– Я так и не смогла сказать тебе, как сильно, сама того не сознавая, желала твоей любви. То и дело заходила на кухню, но ты меня прогоняла – у тебя ведь всегда была куча дел поважнее. Однажды принесла рисунок – ты на него даже не взглянула. Ночами я рыдала, сжавшись в комочек под одеялом, потому что боялась темноты, – в наказание ты заставляла меня спать на полу. Я очень рано научилась скрывать от тебя свои мечты – ты порвала бы их в клочья; не высказывала вслух ни единого желания, чтобы ты меня не осмеяла. Все детство я искала в твоем мрачном взгляде проблеск улыбки, но видела только порицание, ненависть, отвращение. Ты смотрела на меня как на червяка или мокрицу, мерзость, ничтожество, и в конце концов я и сделалась такой, какой меня видела ты: недостойным, неуклюжим, неуместным созданием. Мне было трудно принять, что для тебя я все делаю не так. Но как же иначе? Ведь я пришла в этот мир, чтобы разрушить твою жизнь. Однако от каждой болезни есть лекарство. Покинув твой дом, я наконец-то начала жить, дышать. Я уже не ребенок, я больше не ползаю – я встала на ноги…

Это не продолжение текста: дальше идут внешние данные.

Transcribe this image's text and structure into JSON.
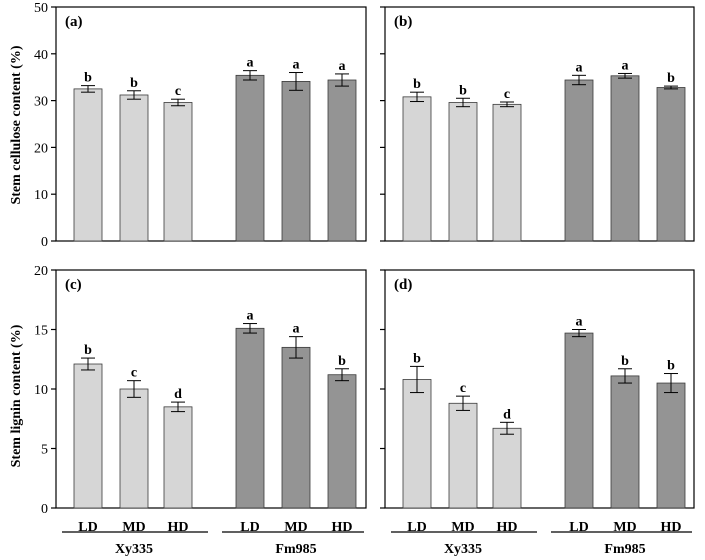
{
  "figure": {
    "ylabel_top": "Stem cellulose content (%)",
    "ylabel_bottom": "Stem lignin content (%)",
    "groups": [
      "Xy335",
      "Fm985"
    ]
  },
  "colors": {
    "light_bar": "#d6d6d6",
    "dark_bar": "#949494",
    "axis": "#000000"
  },
  "chart_data": [
    {
      "type": "bar",
      "panel": "(a)",
      "categories": [
        "LD",
        "MD",
        "HD",
        "LD",
        "MD",
        "HD"
      ],
      "group": [
        "Xy335",
        "Xy335",
        "Xy335",
        "Fm985",
        "Fm985",
        "Fm985"
      ],
      "values": [
        32.5,
        31.2,
        29.6,
        35.4,
        34.1,
        34.4
      ],
      "errors": [
        0.7,
        0.9,
        0.7,
        1.0,
        1.9,
        1.3
      ],
      "letters": [
        "b",
        "b",
        "c",
        "a",
        "a",
        "a"
      ],
      "ylabel": "Stem cellulose content (%)",
      "ylim": [
        0,
        50
      ],
      "yticks": [
        0,
        10,
        20,
        30,
        40,
        50
      ],
      "show_y_ticklabels": true
    },
    {
      "type": "bar",
      "panel": "(b)",
      "categories": [
        "LD",
        "MD",
        "HD",
        "LD",
        "MD",
        "HD"
      ],
      "group": [
        "Xy335",
        "Xy335",
        "Xy335",
        "Fm985",
        "Fm985",
        "Fm985"
      ],
      "values": [
        30.8,
        29.6,
        29.2,
        34.4,
        35.3,
        32.8
      ],
      "errors": [
        1.0,
        0.9,
        0.5,
        1.0,
        0.5,
        0.3
      ],
      "letters": [
        "b",
        "b",
        "c",
        "a",
        "a",
        "b"
      ],
      "ylim": [
        0,
        50
      ],
      "yticks": [
        0,
        10,
        20,
        30,
        40,
        50
      ],
      "show_y_ticklabels": false
    },
    {
      "type": "bar",
      "panel": "(c)",
      "categories": [
        "LD",
        "MD",
        "HD",
        "LD",
        "MD",
        "HD"
      ],
      "group": [
        "Xy335",
        "Xy335",
        "Xy335",
        "Fm985",
        "Fm985",
        "Fm985"
      ],
      "values": [
        12.1,
        10.0,
        8.5,
        15.1,
        13.5,
        11.2
      ],
      "errors": [
        0.5,
        0.7,
        0.4,
        0.4,
        0.9,
        0.5
      ],
      "letters": [
        "b",
        "c",
        "d",
        "a",
        "a",
        "b"
      ],
      "ylabel": "Stem lignin content (%)",
      "ylim": [
        0,
        20
      ],
      "yticks": [
        0,
        5,
        10,
        15,
        20
      ],
      "show_y_ticklabels": true
    },
    {
      "type": "bar",
      "panel": "(d)",
      "categories": [
        "LD",
        "MD",
        "HD",
        "LD",
        "MD",
        "HD"
      ],
      "group": [
        "Xy335",
        "Xy335",
        "Xy335",
        "Fm985",
        "Fm985",
        "Fm985"
      ],
      "values": [
        10.8,
        8.8,
        6.7,
        14.7,
        11.1,
        10.5
      ],
      "errors": [
        1.1,
        0.6,
        0.5,
        0.3,
        0.6,
        0.8
      ],
      "letters": [
        "b",
        "c",
        "d",
        "a",
        "b",
        "b"
      ],
      "ylim": [
        0,
        20
      ],
      "yticks": [
        0,
        5,
        10,
        15,
        20
      ],
      "show_y_ticklabels": false
    }
  ]
}
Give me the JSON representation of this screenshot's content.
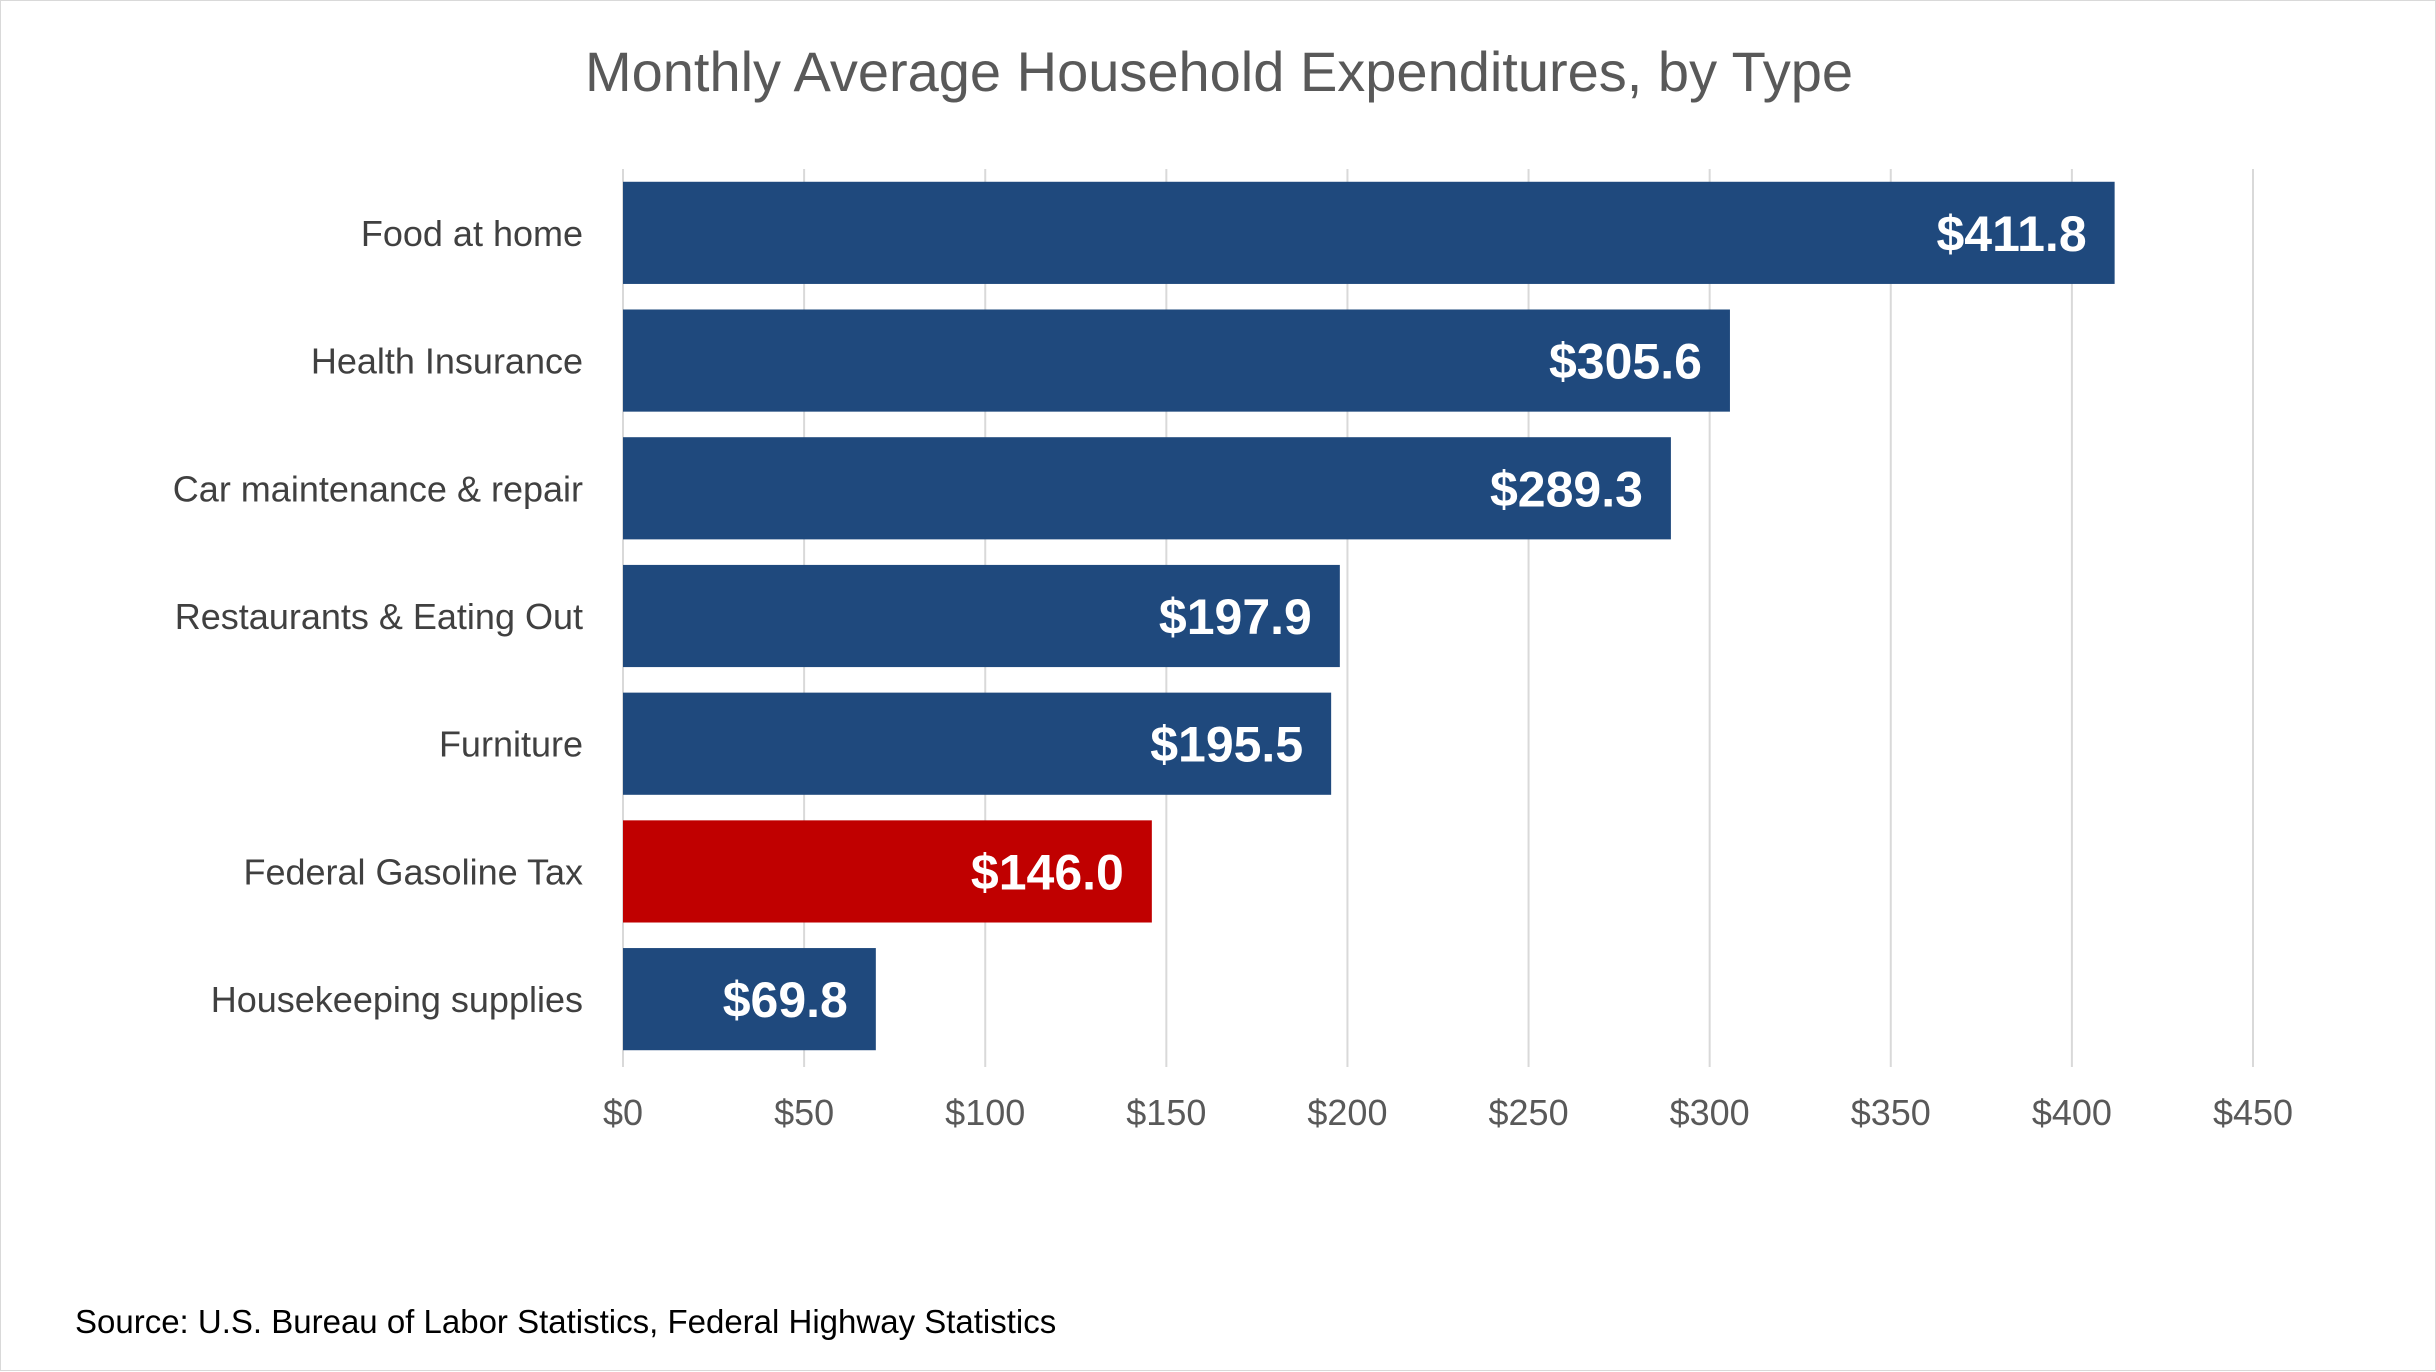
{
  "chart_data": {
    "type": "bar",
    "orientation": "horizontal",
    "title": "Monthly Average Household Expenditures, by Type",
    "categories": [
      "Food at home",
      "Health Insurance",
      "Car maintenance & repair",
      "Restaurants & Eating Out",
      "Furniture",
      "Federal Gasoline Tax",
      "Housekeeping supplies"
    ],
    "values": [
      411.8,
      305.6,
      289.3,
      197.9,
      195.5,
      146.0,
      69.8
    ],
    "data_labels": [
      "$411.8",
      "$305.6",
      "$289.3",
      "$197.9",
      "$195.5",
      "$146.0",
      "$69.8"
    ],
    "bar_colors": [
      "#1f497d",
      "#1f497d",
      "#1f497d",
      "#1f497d",
      "#1f497d",
      "#c00000",
      "#1f497d"
    ],
    "xlim": [
      0,
      450
    ],
    "x_ticks": [
      0,
      50,
      100,
      150,
      200,
      250,
      300,
      350,
      400,
      450
    ],
    "x_tick_labels": [
      "$0",
      "$50",
      "$100",
      "$150",
      "$200",
      "$250",
      "$300",
      "$350",
      "$400",
      "$450"
    ],
    "xlabel": "",
    "ylabel": "",
    "grid": true,
    "legend": "none",
    "source": "Source: U.S. Bureau of Labor Statistics, Federal Highway Statistics"
  },
  "colors": {
    "bar_default": "#1f497d",
    "bar_highlight": "#c00000",
    "grid": "#d9d9d9",
    "title": "#595959"
  }
}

Аличе на миг умолкла, словно заблудившись в собственных воспоминаниях, но тут же продолжила:
– Матерью называют ту, кто растит тебя в любви, кто пестует твои мечты и направляет первые шаги. Ту, кто поет песенки, чтобы ты уснула, кто держит тебя за руку, чтобы придать смелости, когда ты испугаешься буки, притаившегося в ночи. Ты для меня ничего подобного не делала. Иметь такую дочь было несчастьем для тебя – но и для меня это тоже было несчастьем. Так что теперь ты свободна: все равно я понятия не имею, что делать с такой матерью.
Слова, которые Аличе держала в себе бог знает сколько времени, она произнесла твердо, четко, а замолчав, почувствовала себя такой свободной и легкой, словно ничто больше не имело для нее ни малейшего значения.
Тишина в павильоне вдруг стала почти осязаемой. Потом кто-то захлопал в ладоши, за ним другой, третий…
6 августа 1978 года. Весь день лило без устали, что было несколько странно для самого разгара лета. Аличе укрылась на кухне: где еще в такой час спокойно помечтать, чтобы ни мать, ни брат Гаэтано не донимали? Аделаида все никак не могла взять в толк, как это шестилетняя девчонка может часами сидеть молча, рассеянно глядя по сторонам, вместо того чтобы играть с братом или в крайнем случае пялиться в телевизор. Сплошная нервотрепка с этим отродьем: никогда не знаешь, что у нее в голове. А до чего бестолковая! С другой стороны, кашу заварить, да такую, что и не расхлебаешь, много ума не надо.